R: O Cilopa pode aumentar o risco de hemorragia ao interferir com a função das plaquetas, que são células essenciais para a coagulação. O medicamento faz isto ao bloquear a recaptação de serotonina nas plaquetas. Este mecanismo é independente da forma como os fármacos antiagregantes plaquetários tradicionais, como a aspirina, funcionam.

P: Sabe-se se o Cilopa causa reações cutâneas ou erupções na pele?

R: Sim, as informações oficiais de segurança relatam que são possíveis reações cutâneas. Especificamente, reações como a urticária (erupções cutâneas ou pápulas) estão listadas como um efeito secundário pouco frequente.

P: O Cilopa é mais eficaz quando tomado com ou sem alimentos?

R: As informações oficiais do produto confirmam que o Cilopa pode ser tomado uma vez por dia, com ou sem alimentos. Tomá-lo com alimentos não altera a forma como o fármaco é absorvido pelo organismo.
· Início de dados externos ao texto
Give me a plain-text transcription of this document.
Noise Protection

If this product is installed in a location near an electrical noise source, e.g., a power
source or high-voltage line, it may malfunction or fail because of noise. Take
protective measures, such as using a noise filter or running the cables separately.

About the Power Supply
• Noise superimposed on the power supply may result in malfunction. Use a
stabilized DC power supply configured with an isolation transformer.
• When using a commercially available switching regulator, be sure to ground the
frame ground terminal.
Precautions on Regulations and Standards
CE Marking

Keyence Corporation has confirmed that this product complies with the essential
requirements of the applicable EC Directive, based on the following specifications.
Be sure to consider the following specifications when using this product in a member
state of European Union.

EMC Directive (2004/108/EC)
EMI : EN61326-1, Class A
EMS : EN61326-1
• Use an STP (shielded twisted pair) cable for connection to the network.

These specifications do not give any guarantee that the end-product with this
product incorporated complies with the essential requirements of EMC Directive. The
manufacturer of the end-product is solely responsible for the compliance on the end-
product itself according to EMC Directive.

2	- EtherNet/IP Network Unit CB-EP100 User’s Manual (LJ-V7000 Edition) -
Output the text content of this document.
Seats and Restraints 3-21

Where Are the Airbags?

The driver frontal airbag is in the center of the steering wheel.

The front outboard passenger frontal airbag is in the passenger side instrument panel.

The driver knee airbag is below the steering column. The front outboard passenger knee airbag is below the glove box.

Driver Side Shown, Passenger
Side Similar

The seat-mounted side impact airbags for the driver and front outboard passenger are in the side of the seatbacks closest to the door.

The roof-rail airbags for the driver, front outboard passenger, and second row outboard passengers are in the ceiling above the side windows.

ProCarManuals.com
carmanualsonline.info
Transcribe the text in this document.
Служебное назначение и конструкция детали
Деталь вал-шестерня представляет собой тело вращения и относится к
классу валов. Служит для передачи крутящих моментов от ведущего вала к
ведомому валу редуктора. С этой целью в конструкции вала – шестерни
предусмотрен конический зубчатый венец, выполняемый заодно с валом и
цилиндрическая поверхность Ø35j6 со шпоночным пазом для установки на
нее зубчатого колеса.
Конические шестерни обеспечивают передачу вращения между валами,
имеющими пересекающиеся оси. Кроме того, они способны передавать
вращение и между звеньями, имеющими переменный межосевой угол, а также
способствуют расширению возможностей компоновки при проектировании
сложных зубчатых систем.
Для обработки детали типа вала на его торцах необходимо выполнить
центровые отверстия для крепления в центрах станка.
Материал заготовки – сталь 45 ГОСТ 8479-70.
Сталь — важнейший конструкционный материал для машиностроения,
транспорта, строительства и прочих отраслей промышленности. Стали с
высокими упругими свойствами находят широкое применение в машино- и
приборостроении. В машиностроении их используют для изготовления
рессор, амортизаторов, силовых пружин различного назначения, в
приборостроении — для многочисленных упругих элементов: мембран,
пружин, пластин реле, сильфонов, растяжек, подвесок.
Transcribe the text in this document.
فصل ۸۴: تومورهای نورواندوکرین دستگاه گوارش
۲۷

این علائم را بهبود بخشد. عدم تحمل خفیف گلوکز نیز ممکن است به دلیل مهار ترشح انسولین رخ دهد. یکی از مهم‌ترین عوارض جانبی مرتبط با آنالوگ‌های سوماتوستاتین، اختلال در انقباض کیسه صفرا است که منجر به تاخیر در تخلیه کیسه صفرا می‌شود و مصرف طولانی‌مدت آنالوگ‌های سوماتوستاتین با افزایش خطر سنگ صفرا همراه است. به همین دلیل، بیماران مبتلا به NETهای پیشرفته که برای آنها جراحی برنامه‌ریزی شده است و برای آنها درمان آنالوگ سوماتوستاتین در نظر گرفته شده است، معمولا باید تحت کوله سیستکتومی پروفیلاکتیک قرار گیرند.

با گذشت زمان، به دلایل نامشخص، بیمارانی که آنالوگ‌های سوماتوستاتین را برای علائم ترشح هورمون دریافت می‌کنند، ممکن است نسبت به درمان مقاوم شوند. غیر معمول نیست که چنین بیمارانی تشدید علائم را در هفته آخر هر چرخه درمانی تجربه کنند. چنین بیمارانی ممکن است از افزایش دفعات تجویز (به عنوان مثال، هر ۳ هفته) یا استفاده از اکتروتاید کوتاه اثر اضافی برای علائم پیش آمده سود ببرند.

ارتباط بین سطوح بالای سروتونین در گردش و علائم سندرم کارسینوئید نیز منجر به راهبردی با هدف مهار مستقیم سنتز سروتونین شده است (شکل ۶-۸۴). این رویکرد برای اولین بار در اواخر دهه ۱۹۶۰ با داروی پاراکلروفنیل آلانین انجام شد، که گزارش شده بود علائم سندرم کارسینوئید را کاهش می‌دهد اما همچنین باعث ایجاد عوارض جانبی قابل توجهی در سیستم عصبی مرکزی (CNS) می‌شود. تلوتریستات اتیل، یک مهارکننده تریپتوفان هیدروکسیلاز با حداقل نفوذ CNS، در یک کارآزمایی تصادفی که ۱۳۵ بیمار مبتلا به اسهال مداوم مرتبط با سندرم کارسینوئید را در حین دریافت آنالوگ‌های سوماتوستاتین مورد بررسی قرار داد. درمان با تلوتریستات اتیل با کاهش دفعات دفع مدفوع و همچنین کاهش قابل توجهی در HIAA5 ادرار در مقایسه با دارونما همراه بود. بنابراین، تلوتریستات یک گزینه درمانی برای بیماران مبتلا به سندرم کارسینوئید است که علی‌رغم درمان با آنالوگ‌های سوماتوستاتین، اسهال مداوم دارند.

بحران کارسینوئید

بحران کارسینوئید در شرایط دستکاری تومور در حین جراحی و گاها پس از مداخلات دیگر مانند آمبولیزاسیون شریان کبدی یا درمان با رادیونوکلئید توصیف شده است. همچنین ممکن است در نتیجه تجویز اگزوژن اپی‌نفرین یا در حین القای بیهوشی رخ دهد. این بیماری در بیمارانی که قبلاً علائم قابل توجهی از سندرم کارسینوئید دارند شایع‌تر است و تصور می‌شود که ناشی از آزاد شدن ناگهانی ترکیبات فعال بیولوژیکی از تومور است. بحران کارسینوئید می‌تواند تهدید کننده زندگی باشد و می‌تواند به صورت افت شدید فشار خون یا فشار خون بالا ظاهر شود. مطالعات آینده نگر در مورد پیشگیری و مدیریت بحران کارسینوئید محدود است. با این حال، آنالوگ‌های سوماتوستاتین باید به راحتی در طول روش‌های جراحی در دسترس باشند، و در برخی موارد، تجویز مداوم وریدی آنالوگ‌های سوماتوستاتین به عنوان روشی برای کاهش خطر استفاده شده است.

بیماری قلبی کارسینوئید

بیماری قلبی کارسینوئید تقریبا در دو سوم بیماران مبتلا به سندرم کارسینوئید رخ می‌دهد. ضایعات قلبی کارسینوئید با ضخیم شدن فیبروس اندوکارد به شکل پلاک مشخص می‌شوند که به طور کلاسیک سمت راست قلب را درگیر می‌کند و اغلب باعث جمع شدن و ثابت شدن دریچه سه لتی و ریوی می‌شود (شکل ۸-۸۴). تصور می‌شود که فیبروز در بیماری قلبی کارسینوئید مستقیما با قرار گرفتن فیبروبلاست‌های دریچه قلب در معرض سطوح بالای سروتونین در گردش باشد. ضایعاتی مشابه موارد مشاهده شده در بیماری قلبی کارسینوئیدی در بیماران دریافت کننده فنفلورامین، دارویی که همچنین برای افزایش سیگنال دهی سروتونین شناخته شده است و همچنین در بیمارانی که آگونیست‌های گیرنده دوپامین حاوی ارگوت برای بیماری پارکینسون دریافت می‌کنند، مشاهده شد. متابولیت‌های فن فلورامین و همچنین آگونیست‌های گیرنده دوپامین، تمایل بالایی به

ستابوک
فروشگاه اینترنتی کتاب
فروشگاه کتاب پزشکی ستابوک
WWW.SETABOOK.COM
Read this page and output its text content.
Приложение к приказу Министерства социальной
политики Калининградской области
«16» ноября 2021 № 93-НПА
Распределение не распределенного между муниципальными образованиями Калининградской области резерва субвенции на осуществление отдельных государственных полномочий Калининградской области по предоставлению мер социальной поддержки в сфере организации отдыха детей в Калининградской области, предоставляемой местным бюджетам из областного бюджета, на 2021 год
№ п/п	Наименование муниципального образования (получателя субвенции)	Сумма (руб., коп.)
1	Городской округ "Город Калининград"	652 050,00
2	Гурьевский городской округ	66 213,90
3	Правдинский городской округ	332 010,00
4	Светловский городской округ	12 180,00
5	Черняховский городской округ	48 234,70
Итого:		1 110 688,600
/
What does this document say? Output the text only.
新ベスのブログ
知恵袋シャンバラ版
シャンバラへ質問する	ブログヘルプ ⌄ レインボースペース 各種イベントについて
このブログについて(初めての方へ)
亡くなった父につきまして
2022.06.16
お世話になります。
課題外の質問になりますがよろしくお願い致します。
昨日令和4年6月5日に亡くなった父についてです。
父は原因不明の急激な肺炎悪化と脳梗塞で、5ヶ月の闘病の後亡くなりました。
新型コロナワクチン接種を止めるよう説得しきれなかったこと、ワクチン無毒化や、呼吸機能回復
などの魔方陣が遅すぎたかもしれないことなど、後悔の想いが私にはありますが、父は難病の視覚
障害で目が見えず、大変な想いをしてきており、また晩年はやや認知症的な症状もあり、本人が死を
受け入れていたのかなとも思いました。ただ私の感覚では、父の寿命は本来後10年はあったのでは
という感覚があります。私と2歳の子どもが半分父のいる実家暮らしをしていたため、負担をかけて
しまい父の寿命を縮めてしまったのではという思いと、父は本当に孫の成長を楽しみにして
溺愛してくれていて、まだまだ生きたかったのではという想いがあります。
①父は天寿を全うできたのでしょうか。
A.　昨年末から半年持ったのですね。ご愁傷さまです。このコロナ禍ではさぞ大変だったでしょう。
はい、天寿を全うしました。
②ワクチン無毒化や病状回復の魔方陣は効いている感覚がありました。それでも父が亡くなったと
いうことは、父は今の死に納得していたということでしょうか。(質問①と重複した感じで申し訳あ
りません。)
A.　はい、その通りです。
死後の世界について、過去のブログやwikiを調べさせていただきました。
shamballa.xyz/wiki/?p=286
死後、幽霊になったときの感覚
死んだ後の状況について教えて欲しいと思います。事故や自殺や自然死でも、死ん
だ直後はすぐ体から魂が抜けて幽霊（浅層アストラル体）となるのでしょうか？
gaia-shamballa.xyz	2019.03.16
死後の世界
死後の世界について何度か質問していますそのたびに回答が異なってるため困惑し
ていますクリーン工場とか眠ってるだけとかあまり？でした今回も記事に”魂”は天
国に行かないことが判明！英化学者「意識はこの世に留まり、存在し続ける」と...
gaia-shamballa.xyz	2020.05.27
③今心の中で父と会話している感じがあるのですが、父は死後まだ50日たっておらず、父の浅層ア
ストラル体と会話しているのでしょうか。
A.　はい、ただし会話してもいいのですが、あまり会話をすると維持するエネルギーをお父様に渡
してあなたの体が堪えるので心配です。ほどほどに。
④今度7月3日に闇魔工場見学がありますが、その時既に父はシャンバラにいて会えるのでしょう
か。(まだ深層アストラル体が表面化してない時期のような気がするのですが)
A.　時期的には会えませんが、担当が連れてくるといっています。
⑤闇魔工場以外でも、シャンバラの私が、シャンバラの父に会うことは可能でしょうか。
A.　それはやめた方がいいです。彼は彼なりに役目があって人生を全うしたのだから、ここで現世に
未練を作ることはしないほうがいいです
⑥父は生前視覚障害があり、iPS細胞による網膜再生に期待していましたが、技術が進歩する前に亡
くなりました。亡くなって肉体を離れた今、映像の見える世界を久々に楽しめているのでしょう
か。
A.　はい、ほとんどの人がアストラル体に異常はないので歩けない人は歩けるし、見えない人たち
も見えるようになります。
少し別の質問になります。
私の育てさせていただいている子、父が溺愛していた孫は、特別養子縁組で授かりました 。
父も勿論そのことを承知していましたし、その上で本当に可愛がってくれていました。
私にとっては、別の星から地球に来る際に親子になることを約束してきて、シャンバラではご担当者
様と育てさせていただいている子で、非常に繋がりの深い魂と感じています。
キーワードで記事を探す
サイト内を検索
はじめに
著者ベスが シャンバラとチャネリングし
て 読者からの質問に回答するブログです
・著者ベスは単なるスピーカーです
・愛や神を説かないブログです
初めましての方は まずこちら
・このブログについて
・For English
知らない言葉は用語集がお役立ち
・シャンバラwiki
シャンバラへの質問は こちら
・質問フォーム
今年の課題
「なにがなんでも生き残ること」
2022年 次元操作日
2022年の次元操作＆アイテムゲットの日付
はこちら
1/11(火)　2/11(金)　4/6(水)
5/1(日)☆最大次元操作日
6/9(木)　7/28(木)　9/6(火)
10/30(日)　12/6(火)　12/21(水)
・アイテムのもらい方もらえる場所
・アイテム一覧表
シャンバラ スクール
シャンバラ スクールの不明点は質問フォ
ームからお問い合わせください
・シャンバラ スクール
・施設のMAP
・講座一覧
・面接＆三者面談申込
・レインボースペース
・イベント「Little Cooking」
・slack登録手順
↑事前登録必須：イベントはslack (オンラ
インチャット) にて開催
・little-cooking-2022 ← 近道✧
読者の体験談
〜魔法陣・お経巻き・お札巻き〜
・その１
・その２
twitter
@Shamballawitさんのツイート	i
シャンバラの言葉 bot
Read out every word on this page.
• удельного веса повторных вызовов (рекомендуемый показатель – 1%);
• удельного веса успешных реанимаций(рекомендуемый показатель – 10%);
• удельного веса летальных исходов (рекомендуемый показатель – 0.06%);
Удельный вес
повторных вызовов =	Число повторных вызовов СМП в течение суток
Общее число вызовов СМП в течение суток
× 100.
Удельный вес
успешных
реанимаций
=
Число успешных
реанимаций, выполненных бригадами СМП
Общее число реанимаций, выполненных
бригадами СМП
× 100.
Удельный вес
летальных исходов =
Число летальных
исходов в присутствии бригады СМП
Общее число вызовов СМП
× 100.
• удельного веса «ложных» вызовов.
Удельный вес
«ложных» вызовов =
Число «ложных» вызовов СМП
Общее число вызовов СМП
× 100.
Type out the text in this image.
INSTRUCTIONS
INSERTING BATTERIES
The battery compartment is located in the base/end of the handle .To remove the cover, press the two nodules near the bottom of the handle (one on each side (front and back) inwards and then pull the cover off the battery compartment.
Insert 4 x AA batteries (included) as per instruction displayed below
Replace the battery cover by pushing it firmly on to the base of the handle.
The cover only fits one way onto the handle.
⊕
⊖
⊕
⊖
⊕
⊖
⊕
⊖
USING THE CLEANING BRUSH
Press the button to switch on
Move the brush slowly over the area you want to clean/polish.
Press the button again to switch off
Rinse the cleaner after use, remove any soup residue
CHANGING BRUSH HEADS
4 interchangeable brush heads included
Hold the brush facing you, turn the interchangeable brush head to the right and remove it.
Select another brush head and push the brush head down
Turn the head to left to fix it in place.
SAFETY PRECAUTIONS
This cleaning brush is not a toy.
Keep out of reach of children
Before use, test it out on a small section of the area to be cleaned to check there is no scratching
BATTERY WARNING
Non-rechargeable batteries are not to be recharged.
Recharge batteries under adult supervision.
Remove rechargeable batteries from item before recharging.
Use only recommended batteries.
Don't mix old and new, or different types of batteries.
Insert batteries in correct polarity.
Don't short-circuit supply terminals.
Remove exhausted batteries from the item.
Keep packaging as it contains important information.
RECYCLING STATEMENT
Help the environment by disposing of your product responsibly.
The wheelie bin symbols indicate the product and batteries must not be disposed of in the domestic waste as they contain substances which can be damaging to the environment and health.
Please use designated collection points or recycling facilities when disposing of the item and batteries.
P: O que devo saber sobre tomar Cilopa se tiver um historial de úlceras pépticas?

R: Uma vez que o Cilopa está associado a um risco aumentado de hemorragias anormais, incluindo hemorragias gastrointestinais, é aconselhada precaução. Devido a este risco de hemorragia, recomenda-se cuidado especial em indivíduos com historial de condições como úlceras pépticas.

Como Cilopa deve ser armazenado e descartado?

Como Conservar e Eliminar Cilopa

A rotulagem oficial do Cilopa (Escitalopram) dita rigorosamente como o medicamento deve ser conservado e eliminado para manter a sua estabilidade e garantir a segurança.

Requisito Declaração Regulatória Oficial
Temperatura de Conservação: Conservar a Temperatura Ambiente Controlada, definida entre 20°C e 25°C (68°F a 77°F).
Recipiente e Proteção: O medicamento deve ser mantido na sua embalagem original, com a tampa bem fechada, e guardado longe do calor excessivo, humidade e luz.
Segurança Infantil: O medicamento deve ser mantido fora da vista e do alcance das crianças.
Método de Eliminação: O produto não deve ser deitado na sanita. O medicamento não utilizado ou fora do prazo de validade deve ser eliminado através de um programa de recolha de medicamentos ou misturando-o com uma substância indesejável antes de ser colocado no lixo doméstico.

Estas regulamentações de conservação e eliminação garantem que o produto permaneça estável até à sua data de validade e seja depois descartado de uma forma que proteja a segurança pública e ambiental.

Atenção! Sempre consulte um médico ou farmacêutico antes de usar pílulas ou medicamentos.